Thrive Global and Oral-B have partnered to explore the links between oral care and overall well-being through habit stacking. Learn how to improve your brushing routine with guided brushing and progress tracking, and sign up to be one of the first to try Oral-B’s WiFi-enabled toothbrush by visiting oralbconnect.com.
What we do in the morning can have a huge impact on our day, from our happiness levels, to our performance, to our physical and mental well-being. Research shows adopting a consistent morning routine can help set you up for a more successful day ahead, and engaging in habit-stacking — or layering a new healthy habit onto an existing routine — can boost productivity, mindfulness, and focus.
As anyone who has started and dropped a New Year’s resolution knows, forming a healthy new habit can feel daunting, especially if we bite off more than we can chew. “Part of the reason we have such a hard time sticking to healthy habits is that they take time, and most of us are super busy,” Tchiki Davis, Ph.D., a social psychologist and happiness expert at the Berkeley Well-Being Institute, tells Thrive. “When we find ways to incorporate healthy habits into our existing routines, we increase the chance that we’ll stick to these habits.”
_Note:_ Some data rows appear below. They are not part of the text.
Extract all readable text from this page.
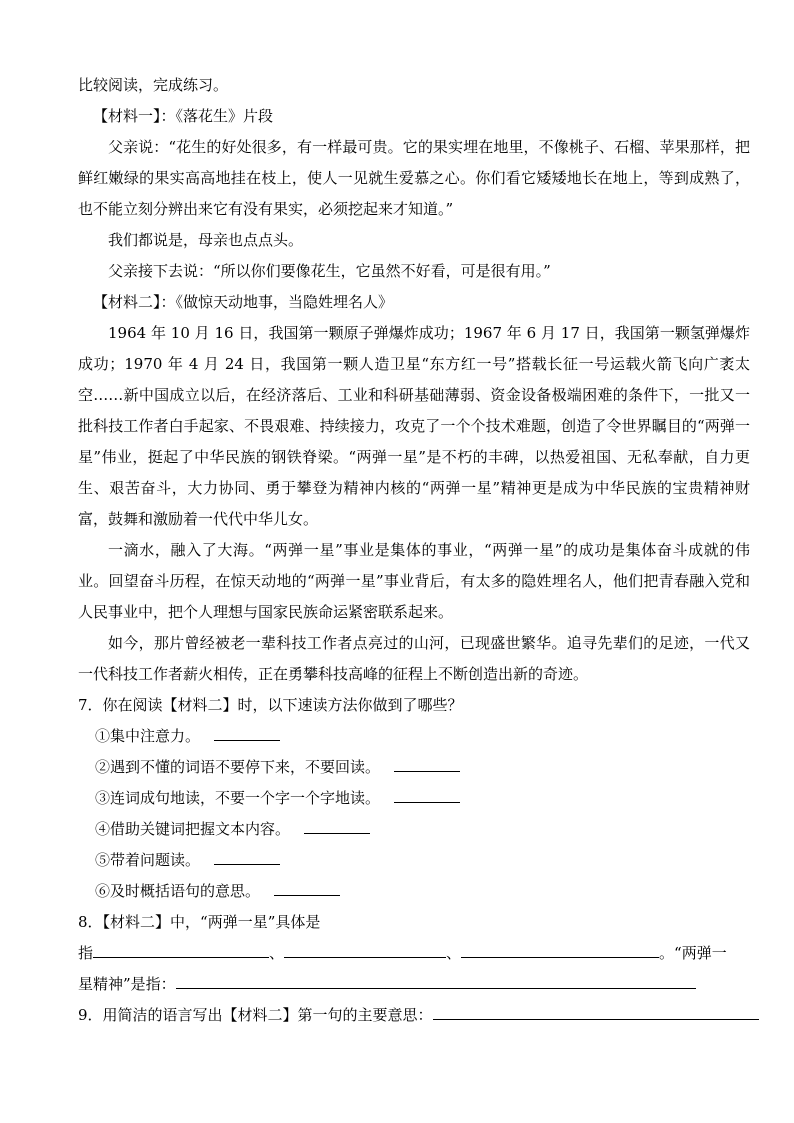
比较阅读，完成练习。
【材料一】：《落花生》片段

父亲说：“花生的好处很多，有一样最可贵。它的果实埋在地里，不像桃子、石榴、苹果那样，把鲜红嫩绿的果实高高地挂在枝上，使人一见就生爱慕之心。你们看它矮矮地长在地上，等到成熟了，也不能立刻分辨出来它有没有果实，必须挖起来才知道。”

我们都说是，母亲也点点头。

父亲接下去说：“所以你们要像花生，它虽然不好看，可是很有用。”

【材料二】：《做惊天动地事，当隐姓埋名人》

1964 年 10 月 16 日，我国第一颗原子弹爆炸成功；1967 年 6 月 17 日，我国第一颗氢弹爆炸成功；1970 年 4 月 24 日，我国第一颗人造卫星“东方红一号”搭载长征一号运载火箭飞向广袤太空……新中国成立以后，在经济落后、工业和科研基础薄弱、资金设备极端困难的条件下，一批又一批科技工作者白手起家、不畏艰难、持续接力，攻克了一个个技术难题，创造了令世界瞩目的“两弹一星”伟业，挺起了中华民族的钢铁脊梁。“两弹一星”是不朽的丰碑，以热爱祖国、无私奉献，自力更生、艰苦奋斗，大力协同、勇于攀登为精神内核的“两弹一星”精神更是成为中华民族的宝贵精神财富，鼓舞和激励着一代代中华儿女。

一滴水，融入了大海。“两弹一星”事业是集体的事业，“两弹一星”的成功是集体奋斗成就的伟业。回望奋斗历程，在惊天动地的“两弹一星”事业背后，有太多的隐姓埋名人，他们把青春融入党和人民事业中，把个人理想与国家民族命运紧密联系起来。

如今，那片曾经被老一辈科技工作者点亮过的山河，已现盛世繁华。追寻先辈们的足迹，一代又一代科技工作者薪火相传，正在勇攀科技高峰的征程上不断创造出新的奇迹。

7．你在阅读【材料二】时，以下速读方法你做到了哪些？
①集中注意力。
②遇到不懂的词语不要停下来，不要回读。
③连词成句地读，不要一个字一个字地读。
④借助关键词把握文本内容。
⑤带着问题读。
⑥及时概括语句的意思。
8．【材料二】中，“两弹一星”具体是
指	、	、	。“两弹一
星精神”是指：
9．用简洁的语言写出【材料二】第一句的主要意思：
Take brushing your teeth in the morning, for example. Oral care is one of those habits that have become embedded into our daily routines, but when something becomes second nature, we can slip up on the details — like brushing every morning and evening, for at least two minutes. When you pair that foundational habit with an uplifting ritual, like reciting an empowering mantra, you add value to a routine you’d do anyway, and might be more mindful of the original habit (brushing). You’re taking the time to brush your teeth — why not infuse that time with an added benefit? “That’s why I love habit-stacking,” Davis says.
Here are five more expert-backed habit-stacking ideas to try while brushing your teeth in the morning:
1. Visualize your best possible day
Imagining the most ideal version of your day ahead is a great way to set your intention in the morning, and Davis says the exercise only takes a minute to do. “While you’re brushing your teeth, spend a few minutes imagining the best possible day you could have,” she suggests. “For example, I might imagine that my morning is really productive and I accomplish everything on my to-do list — I’d feel a sense of accomplishment.” Davis notes that the key to the exercise is mindfully honing in on how you feel during each part of your day, and channeling that feeling from the get-go. “Really try to generate the emotions that would occur inside you if your day went exactly as you desire,” she adds. “By doing so, we experience thoughts and emotions similar to those that would occur if the situations were actually happening to us right now.”
2. Do a happy dance in the mirror
The idea of dancing in the mirror while brushing your teeth might make you laugh, but the mental benefits behind dancing have been backed by research: Studies show that dance helps increase the levels of serotonin in our brains, the feel-good hormone that reduces stress and boosts our mood. Dancing has also been proven to activate the sensory and motor circuits in our brains, and develop new neural connections that can improve memory and cognitive function. Try doing an in-the-moment dance move that brings you joy, and see how your mood changes when you start your day on a lighthearted, cheerful note.
3. Tidy up your space to clear your mind
We often underestimate the mental benefits of simply tidying up the space around us, and a quick exercise in decluttering can help you start the day on the right foot while brushing your teeth. “The mornings are a great time to do a bit of a pick-up around the house,” Alice Boyes, Ph.D., author of The Anxiety Toolkit, and the The Healthy Mind Toolkit, tells Thrive. “Putting things away can help us leave the house with a clear mind, and it’s a good way to physically get moving for a few minutes while your brain wakes up.” When you brush your teeth in the morning, try putting away just one or two items that are out of place. By decluttering the physical space around us, we enter the day feeling more centered and focused.
4. Prepare for your morning commute
Between train delays and traffic jams, your commute to work can be a hidden source of stress, and Boyes says preparing for your commute, whether mentally or physically, can be a productive way to habit-stack in the morning. “If you know you won’t have service on the train, take a moment to download an entertaining or uplifting podcast,” she suggests. Any small adjustments that can help prepare you for those in-between moments in your day can be helpful to do right after you wake up, and they can be done during the two minutes you spend brushing your teeth.
5. Be mindful of your negative emotions
We’re typically told to channel positive thoughts to set ourselves up for a happy day, but Boyes says acknowledging our negative feelings can be healthy for us, and the few minutes we spend in front of the mirror in the morning can be the perfect chance to process those emotions. “When we’re taking risks and working to reach our goals, it’s natural to have moments of self-doubt and uncertainty,” she points out. “It’s important to acknowledge those feelings instead of masking them.” Boyes says that taking a moment in the morning to anticipate our anxious emotions can help us when they creep in later on — so take that time to acknowledge your self-doubt and accept it, then (going back to tip number one) visualize things going the way you want them to, and move forward with your day ready for anything.